Les lourdes conséquences des impayés

Les impayés affectent tous les acteurs du système de santé :

  • Pour les professionnels et établissements : ils réduisent la trésorerie, compliquent la gestion des charges et limitent les investissements. La gestion administrative des impayés mobilise aussi un temps précieux, au détriment des soins.
  • Pour les fournisseurs : les retards de paiement, surtout des hôpitaux, fragilisent leur trésorerie, freinent l’innovation et menacent les PME.
  • Pour les patients : les relances pour impayés génèrent du stress, et les restes à charge élevés peuvent dissuader certains de se faire soigner, surtout les plus vulnérables.
  • Pour le système de santé : les impayés gaspillent des ressources qui pourraient être utilisées pour améliorer les soins ou investir dans la prévention.
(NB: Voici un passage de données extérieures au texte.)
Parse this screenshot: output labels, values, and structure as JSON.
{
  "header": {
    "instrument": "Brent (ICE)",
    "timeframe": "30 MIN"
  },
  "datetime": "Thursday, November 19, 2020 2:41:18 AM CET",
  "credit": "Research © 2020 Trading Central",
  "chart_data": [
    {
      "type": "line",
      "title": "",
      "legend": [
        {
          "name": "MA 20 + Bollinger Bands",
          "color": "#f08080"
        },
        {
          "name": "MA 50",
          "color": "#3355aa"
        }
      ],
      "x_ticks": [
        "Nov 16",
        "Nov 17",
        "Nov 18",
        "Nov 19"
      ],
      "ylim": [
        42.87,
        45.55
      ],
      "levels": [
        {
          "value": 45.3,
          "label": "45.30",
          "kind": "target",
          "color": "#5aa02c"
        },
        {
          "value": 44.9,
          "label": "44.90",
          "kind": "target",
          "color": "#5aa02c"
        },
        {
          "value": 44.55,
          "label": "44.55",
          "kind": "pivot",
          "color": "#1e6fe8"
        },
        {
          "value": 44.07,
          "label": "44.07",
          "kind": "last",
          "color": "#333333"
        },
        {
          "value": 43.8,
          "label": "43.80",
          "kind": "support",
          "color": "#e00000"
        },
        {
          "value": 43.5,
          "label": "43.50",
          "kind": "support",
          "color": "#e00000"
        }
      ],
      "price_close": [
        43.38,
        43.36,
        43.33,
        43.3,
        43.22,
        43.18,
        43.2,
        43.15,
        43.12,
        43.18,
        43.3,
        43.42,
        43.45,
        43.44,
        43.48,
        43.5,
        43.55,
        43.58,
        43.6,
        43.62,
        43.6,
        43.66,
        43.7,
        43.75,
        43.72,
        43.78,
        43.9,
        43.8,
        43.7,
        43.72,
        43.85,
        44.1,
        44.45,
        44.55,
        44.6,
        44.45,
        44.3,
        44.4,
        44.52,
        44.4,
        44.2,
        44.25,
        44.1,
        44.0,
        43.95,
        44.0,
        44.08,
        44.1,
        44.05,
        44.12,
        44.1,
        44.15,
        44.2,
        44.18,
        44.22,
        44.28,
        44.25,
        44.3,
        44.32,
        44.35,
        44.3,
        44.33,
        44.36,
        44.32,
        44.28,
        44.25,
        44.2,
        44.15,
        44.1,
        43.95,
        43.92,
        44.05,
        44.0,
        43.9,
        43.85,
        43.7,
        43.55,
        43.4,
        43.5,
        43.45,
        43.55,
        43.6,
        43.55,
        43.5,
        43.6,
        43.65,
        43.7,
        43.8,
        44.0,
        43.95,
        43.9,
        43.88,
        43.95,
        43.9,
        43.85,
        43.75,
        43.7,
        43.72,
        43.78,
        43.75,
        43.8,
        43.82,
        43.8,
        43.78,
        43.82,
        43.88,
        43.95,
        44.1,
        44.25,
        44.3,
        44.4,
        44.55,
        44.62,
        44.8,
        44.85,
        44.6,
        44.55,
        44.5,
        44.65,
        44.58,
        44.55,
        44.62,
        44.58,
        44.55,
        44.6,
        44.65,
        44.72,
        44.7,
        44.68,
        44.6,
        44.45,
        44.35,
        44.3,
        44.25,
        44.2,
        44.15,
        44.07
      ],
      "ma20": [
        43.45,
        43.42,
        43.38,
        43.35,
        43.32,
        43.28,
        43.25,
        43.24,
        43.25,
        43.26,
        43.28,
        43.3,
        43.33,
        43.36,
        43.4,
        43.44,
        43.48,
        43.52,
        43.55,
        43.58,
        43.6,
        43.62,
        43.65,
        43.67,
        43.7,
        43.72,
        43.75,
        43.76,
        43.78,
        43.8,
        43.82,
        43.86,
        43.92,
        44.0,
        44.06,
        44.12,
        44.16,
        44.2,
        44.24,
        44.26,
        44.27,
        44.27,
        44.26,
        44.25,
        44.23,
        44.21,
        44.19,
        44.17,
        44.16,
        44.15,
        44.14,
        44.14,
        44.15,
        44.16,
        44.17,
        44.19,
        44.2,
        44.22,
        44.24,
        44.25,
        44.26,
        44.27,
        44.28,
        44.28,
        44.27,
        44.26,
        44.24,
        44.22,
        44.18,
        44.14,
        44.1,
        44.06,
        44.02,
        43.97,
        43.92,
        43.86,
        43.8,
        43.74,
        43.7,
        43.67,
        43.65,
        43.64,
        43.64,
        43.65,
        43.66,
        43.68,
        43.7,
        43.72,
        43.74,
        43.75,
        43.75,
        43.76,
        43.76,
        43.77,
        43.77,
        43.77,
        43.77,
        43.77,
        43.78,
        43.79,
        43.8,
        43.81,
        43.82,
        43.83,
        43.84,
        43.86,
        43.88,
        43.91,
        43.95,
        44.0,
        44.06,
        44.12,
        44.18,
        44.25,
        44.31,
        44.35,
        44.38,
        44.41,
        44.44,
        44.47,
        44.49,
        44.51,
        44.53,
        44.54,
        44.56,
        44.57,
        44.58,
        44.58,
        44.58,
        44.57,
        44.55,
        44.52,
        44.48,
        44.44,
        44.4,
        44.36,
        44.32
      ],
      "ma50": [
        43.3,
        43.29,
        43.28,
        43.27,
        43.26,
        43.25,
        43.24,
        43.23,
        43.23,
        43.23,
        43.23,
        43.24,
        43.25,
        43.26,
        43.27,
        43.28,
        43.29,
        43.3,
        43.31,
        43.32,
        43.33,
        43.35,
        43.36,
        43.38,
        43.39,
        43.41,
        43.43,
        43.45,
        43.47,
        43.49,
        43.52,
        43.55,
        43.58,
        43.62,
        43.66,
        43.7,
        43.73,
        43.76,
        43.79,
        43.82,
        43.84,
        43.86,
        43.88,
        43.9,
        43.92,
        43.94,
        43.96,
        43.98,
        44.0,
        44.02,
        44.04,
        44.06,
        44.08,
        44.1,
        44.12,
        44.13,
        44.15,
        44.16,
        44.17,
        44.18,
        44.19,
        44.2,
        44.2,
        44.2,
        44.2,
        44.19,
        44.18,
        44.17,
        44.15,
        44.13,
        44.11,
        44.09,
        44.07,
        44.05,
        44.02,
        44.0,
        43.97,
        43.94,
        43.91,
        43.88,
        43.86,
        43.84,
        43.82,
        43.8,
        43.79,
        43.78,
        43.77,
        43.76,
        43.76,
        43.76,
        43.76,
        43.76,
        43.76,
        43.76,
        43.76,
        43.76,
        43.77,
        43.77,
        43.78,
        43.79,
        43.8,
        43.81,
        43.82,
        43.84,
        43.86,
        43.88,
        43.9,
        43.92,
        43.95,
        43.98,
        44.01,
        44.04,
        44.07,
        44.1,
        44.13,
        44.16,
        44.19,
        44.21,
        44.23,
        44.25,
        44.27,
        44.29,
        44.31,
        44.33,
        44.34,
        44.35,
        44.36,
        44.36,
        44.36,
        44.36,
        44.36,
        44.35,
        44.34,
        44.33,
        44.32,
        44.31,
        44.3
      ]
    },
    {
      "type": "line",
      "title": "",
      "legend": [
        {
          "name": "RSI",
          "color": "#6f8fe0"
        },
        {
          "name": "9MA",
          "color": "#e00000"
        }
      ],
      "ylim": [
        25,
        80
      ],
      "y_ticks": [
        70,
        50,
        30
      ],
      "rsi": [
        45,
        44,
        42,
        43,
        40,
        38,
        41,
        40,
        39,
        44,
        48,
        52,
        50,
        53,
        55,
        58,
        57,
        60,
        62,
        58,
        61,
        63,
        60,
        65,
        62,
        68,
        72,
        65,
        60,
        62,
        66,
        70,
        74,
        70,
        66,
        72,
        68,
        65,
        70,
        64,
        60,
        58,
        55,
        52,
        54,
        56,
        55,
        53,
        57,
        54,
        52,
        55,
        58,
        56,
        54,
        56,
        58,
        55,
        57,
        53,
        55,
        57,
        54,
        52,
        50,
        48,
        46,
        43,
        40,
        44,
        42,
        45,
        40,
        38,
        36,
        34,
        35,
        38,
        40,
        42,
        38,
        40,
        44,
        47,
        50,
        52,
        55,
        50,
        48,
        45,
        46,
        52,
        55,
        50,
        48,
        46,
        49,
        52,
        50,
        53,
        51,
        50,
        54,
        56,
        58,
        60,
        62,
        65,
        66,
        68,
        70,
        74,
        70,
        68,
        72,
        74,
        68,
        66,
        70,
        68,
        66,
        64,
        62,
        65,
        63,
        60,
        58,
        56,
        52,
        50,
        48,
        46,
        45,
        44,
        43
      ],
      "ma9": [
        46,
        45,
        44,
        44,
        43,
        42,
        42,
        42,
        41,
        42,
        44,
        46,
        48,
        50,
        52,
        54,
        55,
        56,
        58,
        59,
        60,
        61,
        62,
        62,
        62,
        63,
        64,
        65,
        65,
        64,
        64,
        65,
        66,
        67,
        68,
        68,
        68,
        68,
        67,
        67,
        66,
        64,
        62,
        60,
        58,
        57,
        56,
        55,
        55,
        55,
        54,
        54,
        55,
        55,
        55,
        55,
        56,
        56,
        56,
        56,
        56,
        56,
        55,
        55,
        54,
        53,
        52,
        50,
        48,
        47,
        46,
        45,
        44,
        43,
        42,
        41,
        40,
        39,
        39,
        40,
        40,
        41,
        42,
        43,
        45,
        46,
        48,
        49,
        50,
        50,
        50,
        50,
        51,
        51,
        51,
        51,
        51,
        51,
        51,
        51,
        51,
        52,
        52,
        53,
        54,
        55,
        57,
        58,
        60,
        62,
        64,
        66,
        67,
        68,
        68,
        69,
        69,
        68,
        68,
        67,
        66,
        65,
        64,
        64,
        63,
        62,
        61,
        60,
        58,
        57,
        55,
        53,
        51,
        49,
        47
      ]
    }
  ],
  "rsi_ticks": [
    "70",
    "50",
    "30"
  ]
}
Comment lutter contre les impayés ?

Pour réduire les impayés, plusieurs approches sont possibles :

  • Améliorer les processus internes : vérifier les droits des patients en amont, facturer rapidement et suivre les paiements grâce à des outils comme des tableaux de bord.
  • Structurer le recouvrement : commencer par des relances amiables avec des logiciels de recouvrement, puis confier les cas complexes à des sociétés spécialisées ou à des agents IA autonomes comme Billabex ou engager des démarches judiciaires si nécessaire.
  • S’appuyer sur la technologie : utiliser des logiciels pour automatiser la gestion des rejets, simplifier les paiements patients (terminaux de paiement, plateformes en ligne) ou dématérialiser les échanges avec les payeurs.
  • Renforcer la réglementation : mieux respecter les délais de paiement légaux et simplifier le système de tiers payant pour réduire les erreurs.
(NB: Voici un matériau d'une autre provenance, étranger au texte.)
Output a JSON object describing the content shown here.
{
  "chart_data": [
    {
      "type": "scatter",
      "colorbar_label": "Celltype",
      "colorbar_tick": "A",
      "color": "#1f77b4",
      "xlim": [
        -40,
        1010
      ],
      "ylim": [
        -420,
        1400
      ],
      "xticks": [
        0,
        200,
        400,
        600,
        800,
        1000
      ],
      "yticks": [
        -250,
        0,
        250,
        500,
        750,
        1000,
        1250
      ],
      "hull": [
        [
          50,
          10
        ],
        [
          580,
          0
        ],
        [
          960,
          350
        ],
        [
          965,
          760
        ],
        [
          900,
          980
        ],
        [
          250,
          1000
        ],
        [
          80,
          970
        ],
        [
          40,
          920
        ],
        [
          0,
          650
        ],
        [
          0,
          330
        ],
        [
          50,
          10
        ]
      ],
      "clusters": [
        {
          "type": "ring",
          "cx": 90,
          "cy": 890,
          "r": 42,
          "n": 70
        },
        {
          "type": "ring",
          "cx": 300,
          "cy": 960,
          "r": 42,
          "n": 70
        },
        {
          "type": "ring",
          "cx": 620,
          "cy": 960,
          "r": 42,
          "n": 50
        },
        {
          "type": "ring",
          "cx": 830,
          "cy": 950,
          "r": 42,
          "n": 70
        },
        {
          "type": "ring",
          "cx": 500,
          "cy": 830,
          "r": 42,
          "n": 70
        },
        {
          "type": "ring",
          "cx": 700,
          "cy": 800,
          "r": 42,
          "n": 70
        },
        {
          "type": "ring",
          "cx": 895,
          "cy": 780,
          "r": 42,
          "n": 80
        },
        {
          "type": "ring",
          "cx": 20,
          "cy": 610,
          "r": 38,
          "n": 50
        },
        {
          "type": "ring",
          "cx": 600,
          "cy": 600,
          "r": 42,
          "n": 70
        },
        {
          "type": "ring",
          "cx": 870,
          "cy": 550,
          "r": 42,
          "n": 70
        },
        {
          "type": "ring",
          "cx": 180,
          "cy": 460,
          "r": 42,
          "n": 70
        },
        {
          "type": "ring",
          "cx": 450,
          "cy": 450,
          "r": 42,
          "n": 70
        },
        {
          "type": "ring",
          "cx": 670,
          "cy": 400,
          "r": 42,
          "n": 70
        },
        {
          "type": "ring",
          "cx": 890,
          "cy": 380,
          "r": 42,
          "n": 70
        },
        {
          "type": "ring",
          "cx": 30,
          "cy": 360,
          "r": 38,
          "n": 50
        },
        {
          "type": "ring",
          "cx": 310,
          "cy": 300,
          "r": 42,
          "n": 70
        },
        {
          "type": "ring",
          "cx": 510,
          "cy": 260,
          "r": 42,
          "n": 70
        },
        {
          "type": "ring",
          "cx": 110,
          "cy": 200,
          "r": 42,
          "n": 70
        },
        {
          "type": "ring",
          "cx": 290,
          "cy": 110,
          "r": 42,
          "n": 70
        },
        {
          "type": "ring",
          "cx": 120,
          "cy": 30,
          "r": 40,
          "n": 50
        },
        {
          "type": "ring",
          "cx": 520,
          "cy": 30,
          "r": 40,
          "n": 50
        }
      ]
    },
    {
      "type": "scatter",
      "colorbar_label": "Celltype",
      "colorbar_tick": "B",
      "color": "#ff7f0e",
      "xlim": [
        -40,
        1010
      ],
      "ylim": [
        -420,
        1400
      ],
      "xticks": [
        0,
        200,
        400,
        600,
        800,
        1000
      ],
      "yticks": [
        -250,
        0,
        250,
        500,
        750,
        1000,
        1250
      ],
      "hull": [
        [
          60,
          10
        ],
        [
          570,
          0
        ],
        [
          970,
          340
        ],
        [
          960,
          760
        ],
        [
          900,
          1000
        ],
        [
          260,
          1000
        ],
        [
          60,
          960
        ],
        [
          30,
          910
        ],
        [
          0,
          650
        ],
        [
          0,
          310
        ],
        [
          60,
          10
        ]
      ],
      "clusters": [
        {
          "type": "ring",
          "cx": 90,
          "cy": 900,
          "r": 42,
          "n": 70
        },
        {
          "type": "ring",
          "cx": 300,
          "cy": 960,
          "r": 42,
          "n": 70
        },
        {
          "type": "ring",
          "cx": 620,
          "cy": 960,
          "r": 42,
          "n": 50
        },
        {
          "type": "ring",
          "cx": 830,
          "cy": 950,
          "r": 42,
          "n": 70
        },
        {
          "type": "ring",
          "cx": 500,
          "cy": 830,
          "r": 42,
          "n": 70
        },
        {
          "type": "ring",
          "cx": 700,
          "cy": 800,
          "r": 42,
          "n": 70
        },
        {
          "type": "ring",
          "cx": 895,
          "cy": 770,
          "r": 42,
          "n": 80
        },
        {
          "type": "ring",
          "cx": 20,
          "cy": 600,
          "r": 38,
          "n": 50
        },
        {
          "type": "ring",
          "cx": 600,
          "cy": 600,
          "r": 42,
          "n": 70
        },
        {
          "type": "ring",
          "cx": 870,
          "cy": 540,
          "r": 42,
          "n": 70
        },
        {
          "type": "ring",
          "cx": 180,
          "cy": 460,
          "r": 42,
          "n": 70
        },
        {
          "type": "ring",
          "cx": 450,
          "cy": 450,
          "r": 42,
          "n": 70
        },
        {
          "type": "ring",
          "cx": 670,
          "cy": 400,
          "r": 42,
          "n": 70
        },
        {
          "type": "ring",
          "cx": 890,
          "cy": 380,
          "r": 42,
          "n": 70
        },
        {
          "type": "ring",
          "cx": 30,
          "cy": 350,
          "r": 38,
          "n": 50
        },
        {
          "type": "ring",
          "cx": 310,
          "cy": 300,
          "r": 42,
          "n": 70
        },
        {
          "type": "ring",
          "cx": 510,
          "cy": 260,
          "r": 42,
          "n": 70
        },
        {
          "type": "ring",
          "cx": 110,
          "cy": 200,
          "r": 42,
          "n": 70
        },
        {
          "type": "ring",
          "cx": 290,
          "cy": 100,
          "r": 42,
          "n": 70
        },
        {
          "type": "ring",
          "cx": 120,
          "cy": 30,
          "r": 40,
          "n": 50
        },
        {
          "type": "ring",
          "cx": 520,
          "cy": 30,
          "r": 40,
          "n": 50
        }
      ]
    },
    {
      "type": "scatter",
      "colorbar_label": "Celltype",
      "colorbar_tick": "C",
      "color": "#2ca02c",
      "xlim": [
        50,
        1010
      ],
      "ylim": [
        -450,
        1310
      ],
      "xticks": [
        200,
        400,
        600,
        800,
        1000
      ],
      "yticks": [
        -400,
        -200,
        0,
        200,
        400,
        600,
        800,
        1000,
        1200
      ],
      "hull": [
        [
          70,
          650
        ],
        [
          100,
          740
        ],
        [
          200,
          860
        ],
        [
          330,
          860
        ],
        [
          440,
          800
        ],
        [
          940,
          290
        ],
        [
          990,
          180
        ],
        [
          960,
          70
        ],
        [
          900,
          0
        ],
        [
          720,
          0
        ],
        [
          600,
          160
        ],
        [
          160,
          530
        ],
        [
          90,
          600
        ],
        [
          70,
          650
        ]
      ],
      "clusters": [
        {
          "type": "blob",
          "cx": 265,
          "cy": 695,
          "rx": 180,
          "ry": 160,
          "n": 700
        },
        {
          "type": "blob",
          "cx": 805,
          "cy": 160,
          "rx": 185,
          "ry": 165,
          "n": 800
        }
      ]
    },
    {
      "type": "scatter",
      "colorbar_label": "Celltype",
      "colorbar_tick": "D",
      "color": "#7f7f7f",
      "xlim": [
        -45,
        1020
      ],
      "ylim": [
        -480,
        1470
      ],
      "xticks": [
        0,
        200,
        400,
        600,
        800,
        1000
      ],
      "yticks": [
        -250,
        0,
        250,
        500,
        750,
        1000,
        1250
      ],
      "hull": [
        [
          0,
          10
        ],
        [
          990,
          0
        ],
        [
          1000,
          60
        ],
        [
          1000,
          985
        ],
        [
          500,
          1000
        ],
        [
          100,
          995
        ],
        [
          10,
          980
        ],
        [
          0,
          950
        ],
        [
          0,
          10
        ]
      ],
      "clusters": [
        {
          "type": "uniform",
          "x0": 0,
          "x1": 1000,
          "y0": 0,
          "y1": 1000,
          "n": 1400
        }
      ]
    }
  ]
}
Les acteurs face aux impayés

Chaque acteur a sa vision du problème :

  • Professionnels de santé : ils déplorent la charge administrative et les incertitudes des paiements, tout en souhaitant préserver la relation avec leurs patients.
  • Établissements : confrontés à des déficits, ils peinent à gérer les impayés et retardent parfois leurs paiements aux fournisseurs.
  • Patients : ils s’inquiètent du coût des soins et des restes à charge, qui peuvent limiter l’accès aux soins.
  • Mutuelles : elles investissent dans des outils pour fluidifier le tiers payant, mais font face à une hausse des demandes.
  • Fournisseurs et sociétés de recouvrement : les premiers alertent sur les risques pour leur survie, tandis que les seconds proposent leur expertise pour soulager les soignants.

Des exemples concrets

Un rejet de tiers payant pour “droits non à jour” peut nécessiter des heures de démarches : vérification, contact avec le patient, correction et refacturation. Dans une clinique, un taux d’impayés de 10 % sur le reste à charge peut représenter une perte de 90 000 euros par an, soit l’équivalent de deux salaires d’infirmiers. Ces exemples montrent l’impact direct des impayés sur les finances et la qualité des soins.

Une gestion proactive pour sécuriser l’avenir

Les impayés dans la santé sont un défi stratégique. Leur complexité, leurs conséquences financières et leur impact sur l’accès aux soins exigent une réponse concertée. En optimisant les processus, en structurant le recouvrement et en adoptant des solutions technologiques, les acteurs du secteur peuvent limiter les pertes. Cependant, une simplification globale du système de tiers payant serait la clé pour réduire durablement ce fléau. Face à un environnement en constante évolution, sécuriser sa trésorerie reste une priorité pour tous.